Scientists hope sounds push, pull whales to sea


An errant humpback whale with a cut that appears to have come from a boat propeller  surfaces in the deep-water channel leading to the Port of Sacramento  on Wednesday. 
 (Associated Press / The Spokesman-Review)
John M. Glionna Los Angeles Times

WEST SACRAMENTO, Calif. – Two lost humpback whales continued their odyssey up a busy delta river channel Wednesday as hundreds of onlookers watched with a mix of amusement and concern.

The mother and calf, they learned Wednesday, apparently suffered wounds inflicted by a boat propeller. In a packed news conference, scientists said the injuries came after the pair entered the Sacramento River Delta on Sunday and do not explain why the whales veered off course into inland waters.

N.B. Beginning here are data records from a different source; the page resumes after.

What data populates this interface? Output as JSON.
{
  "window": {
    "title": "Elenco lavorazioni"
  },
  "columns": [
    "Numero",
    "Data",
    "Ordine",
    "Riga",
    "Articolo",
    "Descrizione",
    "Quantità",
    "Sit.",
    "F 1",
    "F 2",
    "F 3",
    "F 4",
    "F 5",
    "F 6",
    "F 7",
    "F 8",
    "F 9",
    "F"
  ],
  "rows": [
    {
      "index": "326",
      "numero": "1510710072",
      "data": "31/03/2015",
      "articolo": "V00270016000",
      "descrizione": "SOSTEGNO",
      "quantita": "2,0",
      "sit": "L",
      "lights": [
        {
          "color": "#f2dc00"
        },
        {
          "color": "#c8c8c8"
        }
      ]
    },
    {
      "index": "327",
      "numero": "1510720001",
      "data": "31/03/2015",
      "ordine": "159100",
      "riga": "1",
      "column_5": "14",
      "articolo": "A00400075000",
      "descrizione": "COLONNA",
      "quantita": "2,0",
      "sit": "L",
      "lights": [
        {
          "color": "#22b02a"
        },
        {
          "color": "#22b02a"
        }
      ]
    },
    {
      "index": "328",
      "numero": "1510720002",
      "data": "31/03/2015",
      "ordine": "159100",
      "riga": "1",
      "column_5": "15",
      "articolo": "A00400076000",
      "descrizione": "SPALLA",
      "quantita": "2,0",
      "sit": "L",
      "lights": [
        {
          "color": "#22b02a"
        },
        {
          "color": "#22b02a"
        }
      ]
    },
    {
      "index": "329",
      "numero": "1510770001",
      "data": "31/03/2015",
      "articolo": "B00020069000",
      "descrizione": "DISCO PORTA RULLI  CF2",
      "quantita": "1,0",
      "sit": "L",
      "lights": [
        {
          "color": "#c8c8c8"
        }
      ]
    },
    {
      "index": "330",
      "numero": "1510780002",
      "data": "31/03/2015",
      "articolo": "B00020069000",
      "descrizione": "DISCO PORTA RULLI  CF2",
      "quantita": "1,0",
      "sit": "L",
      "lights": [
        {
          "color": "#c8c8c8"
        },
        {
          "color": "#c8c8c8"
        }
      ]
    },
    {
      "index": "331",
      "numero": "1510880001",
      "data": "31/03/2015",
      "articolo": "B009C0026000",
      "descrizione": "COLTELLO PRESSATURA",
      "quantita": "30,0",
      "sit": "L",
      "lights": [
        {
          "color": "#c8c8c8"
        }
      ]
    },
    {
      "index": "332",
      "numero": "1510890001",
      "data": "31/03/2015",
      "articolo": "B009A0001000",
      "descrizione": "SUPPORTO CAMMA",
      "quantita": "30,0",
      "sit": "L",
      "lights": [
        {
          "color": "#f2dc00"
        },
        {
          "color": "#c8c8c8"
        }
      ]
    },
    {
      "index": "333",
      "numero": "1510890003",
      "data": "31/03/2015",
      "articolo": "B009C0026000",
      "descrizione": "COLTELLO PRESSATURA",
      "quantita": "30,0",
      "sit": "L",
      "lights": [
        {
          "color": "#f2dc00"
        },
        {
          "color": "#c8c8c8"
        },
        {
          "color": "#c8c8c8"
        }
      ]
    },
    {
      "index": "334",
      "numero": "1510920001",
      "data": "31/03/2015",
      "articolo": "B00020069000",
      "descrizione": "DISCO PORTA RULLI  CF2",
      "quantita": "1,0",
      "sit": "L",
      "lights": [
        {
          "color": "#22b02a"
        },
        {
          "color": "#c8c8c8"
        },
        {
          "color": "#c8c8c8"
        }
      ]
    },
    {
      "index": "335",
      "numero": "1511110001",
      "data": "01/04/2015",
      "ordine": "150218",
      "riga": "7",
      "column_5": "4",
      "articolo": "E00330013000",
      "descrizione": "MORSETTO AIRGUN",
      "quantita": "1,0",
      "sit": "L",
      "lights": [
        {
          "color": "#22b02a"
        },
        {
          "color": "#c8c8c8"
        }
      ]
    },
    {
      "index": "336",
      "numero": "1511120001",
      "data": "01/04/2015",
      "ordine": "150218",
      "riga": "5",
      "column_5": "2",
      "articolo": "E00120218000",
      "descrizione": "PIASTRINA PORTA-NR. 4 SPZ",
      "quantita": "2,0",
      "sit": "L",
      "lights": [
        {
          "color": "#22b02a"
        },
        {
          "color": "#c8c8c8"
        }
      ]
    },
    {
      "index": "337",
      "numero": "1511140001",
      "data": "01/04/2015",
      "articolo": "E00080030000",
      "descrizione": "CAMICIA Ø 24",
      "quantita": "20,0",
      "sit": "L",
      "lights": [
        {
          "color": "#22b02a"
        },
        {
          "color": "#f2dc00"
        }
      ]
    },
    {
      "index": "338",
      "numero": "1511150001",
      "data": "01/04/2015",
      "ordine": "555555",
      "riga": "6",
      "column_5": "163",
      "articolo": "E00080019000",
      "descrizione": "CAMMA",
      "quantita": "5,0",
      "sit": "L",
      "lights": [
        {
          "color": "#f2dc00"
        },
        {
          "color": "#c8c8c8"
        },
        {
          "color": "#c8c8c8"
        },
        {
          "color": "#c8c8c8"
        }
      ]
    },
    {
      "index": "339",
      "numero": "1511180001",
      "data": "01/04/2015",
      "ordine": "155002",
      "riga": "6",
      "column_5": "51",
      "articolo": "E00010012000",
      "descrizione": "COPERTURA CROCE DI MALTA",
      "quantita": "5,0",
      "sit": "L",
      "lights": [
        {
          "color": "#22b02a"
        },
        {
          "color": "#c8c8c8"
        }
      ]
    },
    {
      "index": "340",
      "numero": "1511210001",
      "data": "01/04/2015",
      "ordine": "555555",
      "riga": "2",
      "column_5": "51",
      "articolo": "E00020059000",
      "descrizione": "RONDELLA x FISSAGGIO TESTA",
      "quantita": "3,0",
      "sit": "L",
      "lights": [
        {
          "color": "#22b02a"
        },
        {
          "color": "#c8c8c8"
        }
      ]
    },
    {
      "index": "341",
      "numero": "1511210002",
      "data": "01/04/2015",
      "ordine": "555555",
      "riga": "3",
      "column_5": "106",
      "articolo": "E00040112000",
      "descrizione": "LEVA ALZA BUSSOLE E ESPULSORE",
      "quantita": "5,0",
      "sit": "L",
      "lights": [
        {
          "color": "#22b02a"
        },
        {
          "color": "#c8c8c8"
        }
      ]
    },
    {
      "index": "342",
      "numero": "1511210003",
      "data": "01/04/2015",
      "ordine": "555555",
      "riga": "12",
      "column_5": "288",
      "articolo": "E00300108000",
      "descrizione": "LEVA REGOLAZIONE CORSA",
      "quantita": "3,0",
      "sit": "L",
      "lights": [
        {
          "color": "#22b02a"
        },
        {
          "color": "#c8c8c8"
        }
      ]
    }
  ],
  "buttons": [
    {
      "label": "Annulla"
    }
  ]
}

Rescue workers also announced an ambitious plan beginning today to coax the rare whales back toward the open ocean. The strategy will use a series of underwater sounds – pipe-banging noises prodding the whales from behind, with recordings of feeding humpbacks played in front to lure them southward.

That plan worked in 1985 when rescuers saved an errant humpback whale named Humphrey, ending the creature’s much-publicized 26-day wanderings up and down the delta.

“We want to get these two whales back to San Francisco Bay so they can exit beneath the Golden Gate Bridge back to the ocean,” said Frances Gulland, a marine mammal veterinarian with the Sausalito-based Marine Mammal Center, which is assisting federal officials in the rescue.

Experts believe there are fewer than 6,000 humpback whales in existence. The mammals, which can exceed 50 feet in length and weigh 50 tons, are protected under both the U.S. Endangered Species and Marine Mammal Protection acts.

Humpback whales traditionally migrate twice a year between feeding grounds in colder waters off Washington state, Oregon, Alaska and Canada and the warmer breeding waters off Central America, Hawaii and Mexico. The mother and calf were apparently headed north when their navigation went amiss.

In four days, they swam 90 miles up the Sacramento River from San Pablo Bay. On Wednesday they were spotted in a deep-water channel used by ocean-going ships that dead-ends at the Port of Sacramento.

Gulland said the 45-foot-long mother whale, which weighs about 45 tons, suffered a two-foot-long gash across her back that was not life threatening. She said what had at first been mistaken as a fishing line dangling from the whale was a flap of skin hanging from the six-inch-deep gouge. The calf, however, had a perhaps more serious wound beneath its right flank.

Gulland said there was no need to treat the creatures right away and that the mother’s wound would likely heal in cleansing ocean waters. She said there was no way to determine yet the long-term health of the calf, which she said was about 20 feet in length.